My friend, and fellow family member, Kara, is currently expecting her first child, which is due in September. I recently received an emailed update from her and in it she mentions that she is feeling a variety of different emotions. The strongest of which is questioning whether or not she’s going to be a good mom or wondering if she’ll know what to do when Baby gets here. I smiled as I read it because I remember every one of those emotions and thoughts when I was pregnant with Devyn. As I sat at the computer, fingers poised above the keys ready to write my reply, I thought to myself, “Do these doubts ever really go away?!”
Granted, once the baby arrives, feelings of apprehension and hesitation seem to float away as you start handling the day-to-day care of a newborn.
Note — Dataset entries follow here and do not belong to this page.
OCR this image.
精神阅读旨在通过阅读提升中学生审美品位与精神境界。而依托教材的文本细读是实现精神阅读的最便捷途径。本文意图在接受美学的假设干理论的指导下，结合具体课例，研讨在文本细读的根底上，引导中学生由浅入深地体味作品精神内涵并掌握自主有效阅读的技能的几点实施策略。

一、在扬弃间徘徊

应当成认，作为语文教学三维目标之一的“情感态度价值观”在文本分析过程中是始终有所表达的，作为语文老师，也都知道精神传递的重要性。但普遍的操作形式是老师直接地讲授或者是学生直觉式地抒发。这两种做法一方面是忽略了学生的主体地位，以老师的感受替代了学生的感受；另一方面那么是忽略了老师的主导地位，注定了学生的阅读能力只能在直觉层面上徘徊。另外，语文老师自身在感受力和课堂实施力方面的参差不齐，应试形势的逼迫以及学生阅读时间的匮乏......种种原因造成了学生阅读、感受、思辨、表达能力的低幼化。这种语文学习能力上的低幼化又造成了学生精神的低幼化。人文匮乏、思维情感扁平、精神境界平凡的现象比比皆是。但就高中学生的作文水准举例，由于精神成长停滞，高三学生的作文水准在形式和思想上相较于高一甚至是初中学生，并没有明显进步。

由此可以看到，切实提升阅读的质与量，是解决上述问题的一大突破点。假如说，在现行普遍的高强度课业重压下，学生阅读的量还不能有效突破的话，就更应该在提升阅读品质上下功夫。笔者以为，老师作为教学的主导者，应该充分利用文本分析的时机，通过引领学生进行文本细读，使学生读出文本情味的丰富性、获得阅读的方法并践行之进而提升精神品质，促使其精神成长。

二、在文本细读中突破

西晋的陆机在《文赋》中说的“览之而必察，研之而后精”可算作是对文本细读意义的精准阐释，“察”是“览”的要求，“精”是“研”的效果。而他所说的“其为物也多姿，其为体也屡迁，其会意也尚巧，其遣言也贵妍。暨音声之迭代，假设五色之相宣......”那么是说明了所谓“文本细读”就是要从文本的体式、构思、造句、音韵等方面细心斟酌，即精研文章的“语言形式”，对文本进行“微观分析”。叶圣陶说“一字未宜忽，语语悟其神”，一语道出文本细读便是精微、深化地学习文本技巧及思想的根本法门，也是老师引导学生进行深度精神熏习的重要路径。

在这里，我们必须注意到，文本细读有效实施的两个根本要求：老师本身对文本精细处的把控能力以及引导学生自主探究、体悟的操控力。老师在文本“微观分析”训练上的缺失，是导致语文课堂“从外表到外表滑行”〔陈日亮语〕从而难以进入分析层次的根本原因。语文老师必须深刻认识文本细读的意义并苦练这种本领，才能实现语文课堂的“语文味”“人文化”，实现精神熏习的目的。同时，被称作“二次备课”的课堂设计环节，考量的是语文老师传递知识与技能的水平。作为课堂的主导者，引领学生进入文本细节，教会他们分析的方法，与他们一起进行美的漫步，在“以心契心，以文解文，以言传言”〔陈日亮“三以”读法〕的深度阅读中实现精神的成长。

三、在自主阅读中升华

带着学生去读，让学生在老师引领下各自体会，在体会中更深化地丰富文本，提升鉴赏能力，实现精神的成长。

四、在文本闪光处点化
Soon, your household has fallen into a routine and even new mommies start to feel confidence in their ability to care for their child. But that soon gives way to new questions and fears and I've decided that mothers are always going to doubt themselves. I know that I’m constantly plagued with questions and doubt, wondering am I doing a good job; is this how my mother would have handled it; was God pleased with my action there; could I have handled that differently; and the list goes on. Even my own mother questions herself and wonders if she brought us up to the best of her ability, and we’re all grown adults. I’ve decided that to be a mother is to be weighed with doubt.
However, every once in a while, we’ll see that glimmer of truth and light in the lives of our children and we can say to ourselves, job well done. Take for instance, Jon’s cousin, Jessica. She recently recounts a night with her 2-year-old daughter, Sophia, and a day of bad attitude problems. As they’re sitting on the couch together, Sophia suddenly breaks out in prayer asking God for forgiveness of her attitude that day. Jessica and her husband, Griff, were silenced into tears as they listened to her plea.
Another example is watching Devyn during the worship service. We keep Devyn with us during worship because we want Devyn to absorb the music and emotion that belongs to God; we want her to experience and remember it, so that it rests in her soul. My favorite part is watching Devyn lift her arms and close her eyes during a song. It is humbling to see a child, albeit 16-months-old, withhold nothing and copy those she sees around her.
Now, I’m sure both Sophia and Devyn aren’t quite aware of what they’re doing; either asking for forgiveness or lifting their arms in praise, but the important thing is that they’re mirroring actions set before them. And that, my friends, is what parenting is all about. Representing a life and relationship grounded in God and hoping (and praying) that our children will emulate what they’ve learned and seen in us.